The offering included $14 million Sentor Series 1993-A bonds priced at par to yield 4.80% in 1999; $140 million Senior Series 1993-B, subject to the alternative minimum tax, priced at par to yield from 3.80% in 1995 to 5.85% in 2007; and $21 million Subordinate Series 1993-C bonds, subject to the AMT, priced at par to yield 6.10% in 2007.

The Series A and B bonds are triple-A rated by Moody's, while the Series C bonds are rated A.

Smith Barney also priced and repriced $103 million Niagara Falls Bridge Commission toll bridge system revenue bonds.

Term bond yields were lowered by five basis points at the repricing.

The final scale included serial bonds priced to yield from 2.65% in 1994 to 5.25% in 2008. A 2015 term was priced with a coupon of 5.25% to yield 5.35% and a 2021 term was priced as 5 1/4s to yield 5.45%.

The 2015 term is non-callable.

The offering is FGIC-insured and rated triple-A by Moody's, Standard & Poor's, and Fitch.

Merrill Lynch & Co. tentatively priced $162 million Rhode Island Public Buildings Authority refunding bonds.

Serial bonds were priced to yield from 2.50% in 1994 to 5.55% in 2010.

The offering is insured by the AMBAC Indemnity Corp. and rated triple-A by Moody's and Standard & Poor's.

The First Boston Corp. priced $120 million sales tax revenue bonds for San Bernardino County, Calif.

Serials were priced to yield from 3.30% in 1995 to 5.45% in 2010.

The issue is insured by the Municipal Bond Investors Assurance Corp., and rated triple-A by Moody's and Standard & Poor's, and A-plus by Fitch.

In follow-through business, First Boston freed $150 million Southern California Public Power Authority transmission project revenue bonds from syndicate restrictions.

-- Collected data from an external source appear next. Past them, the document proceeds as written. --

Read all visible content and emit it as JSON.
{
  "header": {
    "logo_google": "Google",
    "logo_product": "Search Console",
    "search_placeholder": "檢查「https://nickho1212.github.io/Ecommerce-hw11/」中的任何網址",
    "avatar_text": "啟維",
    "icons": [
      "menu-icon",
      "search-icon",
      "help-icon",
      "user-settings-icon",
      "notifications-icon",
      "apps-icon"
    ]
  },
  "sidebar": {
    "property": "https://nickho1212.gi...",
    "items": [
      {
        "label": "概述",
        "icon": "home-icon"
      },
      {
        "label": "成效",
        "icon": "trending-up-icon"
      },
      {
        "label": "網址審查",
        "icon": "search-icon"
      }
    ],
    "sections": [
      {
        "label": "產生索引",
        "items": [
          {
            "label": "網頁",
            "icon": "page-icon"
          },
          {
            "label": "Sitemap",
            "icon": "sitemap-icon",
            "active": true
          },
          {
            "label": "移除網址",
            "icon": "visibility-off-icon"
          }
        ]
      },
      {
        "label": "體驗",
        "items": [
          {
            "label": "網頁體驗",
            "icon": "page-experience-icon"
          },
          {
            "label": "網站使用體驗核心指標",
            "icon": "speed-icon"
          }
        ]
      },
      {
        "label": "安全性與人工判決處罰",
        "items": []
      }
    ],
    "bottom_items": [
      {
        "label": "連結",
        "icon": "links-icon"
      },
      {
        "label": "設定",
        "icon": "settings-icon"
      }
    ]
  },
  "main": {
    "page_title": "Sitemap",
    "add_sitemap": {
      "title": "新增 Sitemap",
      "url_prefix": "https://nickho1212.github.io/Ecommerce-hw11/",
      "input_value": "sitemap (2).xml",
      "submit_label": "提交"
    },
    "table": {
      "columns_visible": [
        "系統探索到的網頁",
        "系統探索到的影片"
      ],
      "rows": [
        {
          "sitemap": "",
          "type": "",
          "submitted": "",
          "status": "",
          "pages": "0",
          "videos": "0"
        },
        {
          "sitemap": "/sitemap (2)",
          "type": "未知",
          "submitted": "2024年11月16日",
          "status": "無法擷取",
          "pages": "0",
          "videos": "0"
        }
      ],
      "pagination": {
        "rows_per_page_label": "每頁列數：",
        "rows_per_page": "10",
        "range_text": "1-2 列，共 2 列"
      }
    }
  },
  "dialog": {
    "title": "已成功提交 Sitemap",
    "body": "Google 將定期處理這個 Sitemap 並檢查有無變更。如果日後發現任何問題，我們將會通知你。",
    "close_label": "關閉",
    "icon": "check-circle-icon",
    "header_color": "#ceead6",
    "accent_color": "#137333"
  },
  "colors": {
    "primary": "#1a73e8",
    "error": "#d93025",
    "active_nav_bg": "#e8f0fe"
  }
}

In late secondary trading, the MBIA 5s of 2022 were quoted at 92 1/8-1/2 to yield 5.54%, unchanged on the bid-side from the original re-offering level.

Looking ahead to supply, the primary pipeline has been relatively light by this year's standards.

The Bond Buyer calculated 30-day visible supply at $4.74 billion, up only slightly from $4.48 billion Tuesday.

But more sizable offerings are on the way. Merrill Lynch yesterday said it would price $806 million Puerto Rico Highway and Transportation Authority new money and refunding revenue bonds next week. First Boston Corp. said it would price $600 million Georgia general obligation bonds next week.

Secondary Market

Traders reported moderate bid-wanted flow, dominated by a couple of bid-wanted lists, one in the $25 million range.

Reflecting the volatility in the market, traders said $10 million Pennsylvania COP 58 of 2015 traded at 92 3/4 to yield 5.57% late Tuesday, but changed hands at 92 to yield 5.64% at mid-morning yesterday. The COPS were quoted 92 1/4-3/8 to yield 5.61%.

In other secondary dollar bond trading, MBTA MBIA 5 1/2s of 2022 were quoted at 98 1/8-1/4 to yield 5.63% and Puerto Rico Public Improvement 5 1/4s of 2018 were quoted at 94 3/8-1/2 to yield 5.67%.

In the short-term note sector, yields were unchanged to five basis points higher, traders said.

In late action. Los Angeles notes were quoted at 2.67% bid, 2.60% offered; New York State notes were quoted at 2.78% bid, 2.10% offered; and Texas notes were quoted at 2.30% bid, 2.25% offered.